TLR7- and -8 Antagonism in Imidazoquinoline dimers:
Chronic immune activation is a hallmark of progressive HIV infection. Recent reports point to the engagement of toll-like receptor 7 (TLR7) and -9 by viral RNA as contributing to the activation of innate immune responses, which drive viral replication leading to immune exhaustion. The only known class of TLR7 antagonists is single-stranded phosphorothioate oligonucleotides, which has been demonstrated to inhibit immune activation in human and Rhesus macaque in in vitro models. The availability of a selective and potent small-molecule TLR7 antagonist should allow the evaluation of potential benefits of suppression of TLR7-mediated immune activation in HIV/AIDS.We synthesized and evaluated TLR7 and TLR8 modulatory activities of dimeric constructs of imidazoquinolines linked at the C2, C4, C8, and N1-aryl positions. Dimers linked at the C4, C8 and N1-aryl positions were agonistic at TLR7; only the N1-aryl dimer with a 12-carbon linker was found to be dual TLR7/8 agonistic. The imidazoquinoline dimers linked at C2 position showed antagonistic activities at TLR7 and TLR8; the C2 dimer with a propylene spacer was found to be maximally antagonistic at both TLR7 and TLR8, and its activities were preserved in secondary screens employing human blood.

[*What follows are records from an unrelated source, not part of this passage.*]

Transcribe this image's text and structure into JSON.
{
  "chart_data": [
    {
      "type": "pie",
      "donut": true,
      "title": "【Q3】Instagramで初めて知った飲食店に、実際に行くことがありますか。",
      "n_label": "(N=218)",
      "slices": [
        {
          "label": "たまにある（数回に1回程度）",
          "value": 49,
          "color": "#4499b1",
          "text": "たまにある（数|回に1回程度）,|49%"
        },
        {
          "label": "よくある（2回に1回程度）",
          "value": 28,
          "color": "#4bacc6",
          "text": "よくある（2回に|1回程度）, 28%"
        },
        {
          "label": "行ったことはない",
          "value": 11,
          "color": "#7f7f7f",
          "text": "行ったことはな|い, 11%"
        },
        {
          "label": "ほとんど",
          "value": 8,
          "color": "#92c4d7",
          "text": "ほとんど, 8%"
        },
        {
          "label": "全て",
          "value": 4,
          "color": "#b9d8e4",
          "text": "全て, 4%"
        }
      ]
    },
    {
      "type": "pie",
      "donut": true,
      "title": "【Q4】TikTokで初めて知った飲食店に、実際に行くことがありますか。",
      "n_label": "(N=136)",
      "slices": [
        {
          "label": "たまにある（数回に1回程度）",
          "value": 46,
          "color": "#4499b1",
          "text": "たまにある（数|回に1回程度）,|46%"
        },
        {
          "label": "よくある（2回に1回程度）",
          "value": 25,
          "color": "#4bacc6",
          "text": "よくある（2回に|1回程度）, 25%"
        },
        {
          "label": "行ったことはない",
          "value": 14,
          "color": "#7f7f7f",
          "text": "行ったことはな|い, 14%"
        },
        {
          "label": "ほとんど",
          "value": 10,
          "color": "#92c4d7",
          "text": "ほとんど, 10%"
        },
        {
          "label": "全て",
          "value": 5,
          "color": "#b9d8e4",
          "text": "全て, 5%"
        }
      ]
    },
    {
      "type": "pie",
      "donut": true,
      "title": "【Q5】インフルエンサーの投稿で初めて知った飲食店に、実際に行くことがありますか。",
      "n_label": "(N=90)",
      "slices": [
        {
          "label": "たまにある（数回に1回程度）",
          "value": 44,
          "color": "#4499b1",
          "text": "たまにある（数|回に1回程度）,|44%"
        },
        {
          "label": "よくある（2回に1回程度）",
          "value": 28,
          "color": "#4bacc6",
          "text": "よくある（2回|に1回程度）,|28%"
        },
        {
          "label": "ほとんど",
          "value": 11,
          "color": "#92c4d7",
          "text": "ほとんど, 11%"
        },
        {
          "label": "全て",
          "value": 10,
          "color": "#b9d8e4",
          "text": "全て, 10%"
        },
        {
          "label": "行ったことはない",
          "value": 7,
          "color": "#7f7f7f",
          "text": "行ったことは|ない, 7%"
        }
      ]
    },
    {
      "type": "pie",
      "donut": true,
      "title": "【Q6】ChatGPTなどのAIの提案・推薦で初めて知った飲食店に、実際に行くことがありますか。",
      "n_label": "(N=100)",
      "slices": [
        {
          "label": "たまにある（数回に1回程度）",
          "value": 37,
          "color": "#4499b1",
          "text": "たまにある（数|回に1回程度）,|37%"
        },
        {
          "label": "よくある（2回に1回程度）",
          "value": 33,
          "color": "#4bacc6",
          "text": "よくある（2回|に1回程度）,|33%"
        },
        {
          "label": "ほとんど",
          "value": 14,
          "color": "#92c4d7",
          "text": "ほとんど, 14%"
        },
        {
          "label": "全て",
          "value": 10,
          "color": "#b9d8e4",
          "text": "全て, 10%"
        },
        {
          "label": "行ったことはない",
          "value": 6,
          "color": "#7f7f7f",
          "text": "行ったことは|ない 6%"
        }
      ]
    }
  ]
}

Development of small-molecule endotoxin sequestering agents.
Sepsis, otherwise referred to as "blood poisoning" is a serious clinical problem, the incidence of which continues to rise in the US and worldwide despite advances in antimicrobial chemotherapy. The primary trigger in Gram-negative sepsis is endotoxin, a lipopolysaccharide (LPS) constituent of the outer membrane of all Gram-negative bacteria. The structurally highly conserved glycolipid called lipid A is the active moiety of LPS. Lipid A is composed of a hydrophilic, bis-phosphorylated di-glucosamine backbone, and a hydrophobic polyacyl domain. The bis-anionic, amphiphilic nature of lipid A enables it to interact with a variety of cationic hydrophobic ligands, including polymyxin B, a toxic peptide antibiotic which binds to lipid A and neutralizes endotoxicity. Having determined the structural basis of the interaction of polymyxin B with lipid A, our long-term goal has been to rationally design non-peptidic, nontoxic, small-molecule LPS-sequestrants. Our efforts began with defining the central pharmacophore that determined LPS-recognition and -neutralization properties in small molecules, which led to the discovery of a novel lipopolyamine lead, DS-96. DS-96 is an effective LPS-neutralizer, rivaling polymyxin B in a panel of vitro assays, as well as in protecting animals against endotoxicosis. Structure-activity relationships are being explored in an effort to rationally design endotoxin sequestering agents.